The last part is option but for me, I like to thicken it a bit, so I use arrowroot and water combo but if you don't have arrowroot use cornstarch. Just a bit too much is gross, so I use about a tablespoon of arrowroot for a liter of sauce. I do this for two reasons. 1. It blends the flavors even more and 2. It takes away any of the watery-ness of the product, which is really important.
It really doesn't take too much time, by the time you have listened to your favorite Josh Ritter album or watched your favorite TV show, the "meat" sauce is finished.
Next, I boiled the Cannolloni noodles. Now this isn't required if you plan and have the time to bake the dish.

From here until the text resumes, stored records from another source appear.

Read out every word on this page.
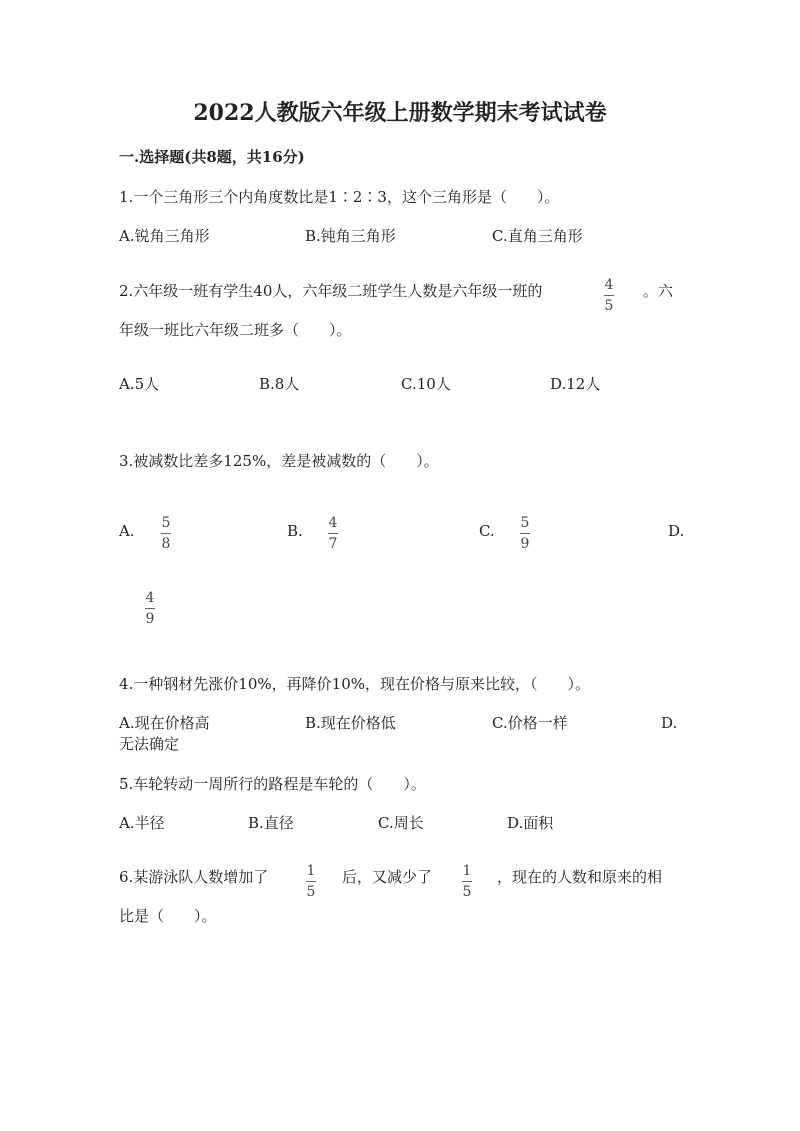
2022人教版六年级上册数学期末考试试卷
一.选择题(共8题，共16分)
1.一个三角形三个内角度数比是1∶2∶3，这个三角形是（　　）。
A.锐角三角形	B.钝角三角形	C.直角三角形
2.六年级一班有学生40人，六年级二班学生人数是六年级一班的	4
5
。六
年级一班比六年级二班多（　　）。
A.5人	B.8人	C.10人	D.12人
3.被减数比差多125%，差是被减数的（　　）。
A. 5
8
B. 4
7
C. 5
9
D.
4
9
4.一种钢材先涨价10%，再降价10%，现在价格与原来比较，（　　）。
A.现在价格高	B.现在价格低	C.价格一样	D.
无法确定
5.车轮转动一周所行的路程是车轮的（　　）。
A.半径	B.直径	C.周长	D.面积
6.某游泳队人数增加了	1
5
后，又减少了 1
5
，现在的人数和原来的相
比是（　　）。
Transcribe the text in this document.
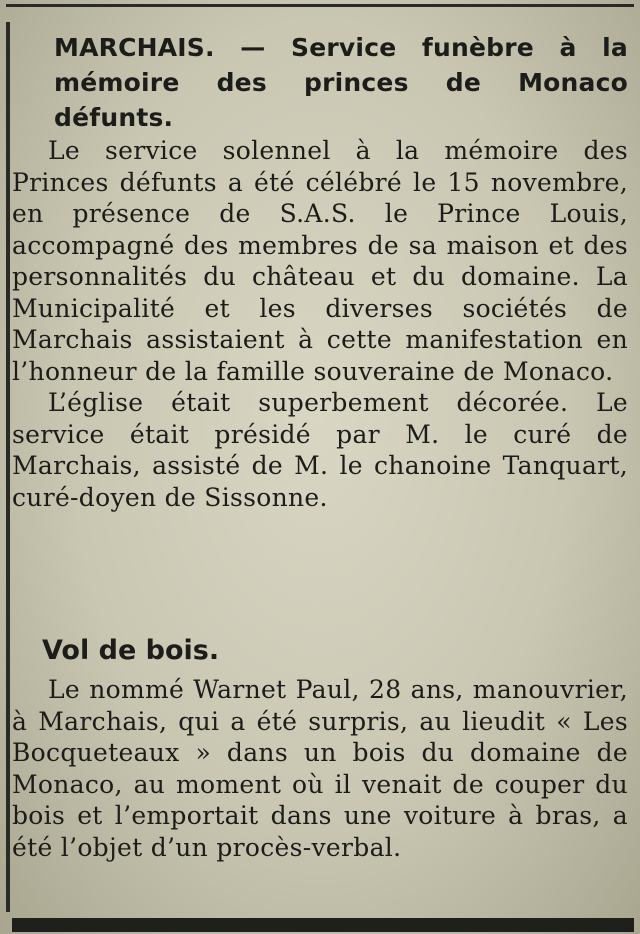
MARCHAIS. — Service funèbre à la mémoire des princes de Monaco défunts.

Le service solennel à la mémoire des Princes défunts a été célébré le 15 novembre, en présence de S.A.S. le Prince Louis, accompagné des membres de sa maison et des personnalités du château et du domaine. La Municipalité et les diverses sociétés de Marchais assistaient à cette manifestation en l’honneur de la famille souveraine de Monaco.

L’église était superbement décorée. Le service était présidé par M. le curé de Marchais, assisté de M. le chanoine Tanquart, curé-doyen de Sissonne.

Vol de bois.

Le nommé Warnet Paul, 28 ans, manouvrier, à Marchais, qui a été surpris, au lieudit « Les Bocqueteaux » dans un bois du domaine de Monaco, au moment où il venait de couper du bois et l’emportait dans une voiture à bras, a été l’objet d’un procès-verbal.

But if you are going to bake it completely, you have to give yourself about an hour of baking time and lots of liquid to cook the product, I didn't have the time and I like to be able to control the end product, so don't like the gamble of finding the right amount of liquid to cook the product.
While the noodles were cooking, I heated up the "meat" sauce and made a fresh tomato and basil "bruschetta" it wasn't really a bruschetta, I finely chopped the tomato, added olive oil, squeeze of lemon and fresh basil then seasoned with salt and pepper. Because, I find that with Cannolloni, the sauce is the only thing you actually taste, I use the fresh tomato "bruschetta" in place of some other, heavier sauce.
I also started to boil the almond cream, when using a cream that is veg based, it is important that you know, that when reduced the flavor of the cream will become more intense. So, almond cream will taste more like almonds and a soy cream will be a stronger soy flavor. Pick yours by preference. I like almond cream, hence the cream. With cows milk cream, you can reduce it almost as far as you want, with almond cream and soy cream reduce on a low simmer for 5 minutes or so, others the flavor is just to overpowering. I squeezed a little lemon juice into the almond cream when it was reducing and seasoned with salt and pepper just to give it some more flavor.
When the noodles where done, I stuffed them with the meat sauce and plated the final dish.
And the second dish that I made, was as a "little" snack before we start watching a movie. I took the remaining "meat" sauce and heated it up, I added (this is where not over spicing the food is important) some chili powder and extra cumin. Then I took beans and corn and added them to the hot "meat" sauce.
Once hot, I put the sauce into a bowl and surrounded the bowl with taco chips, simple and quick but crazy good.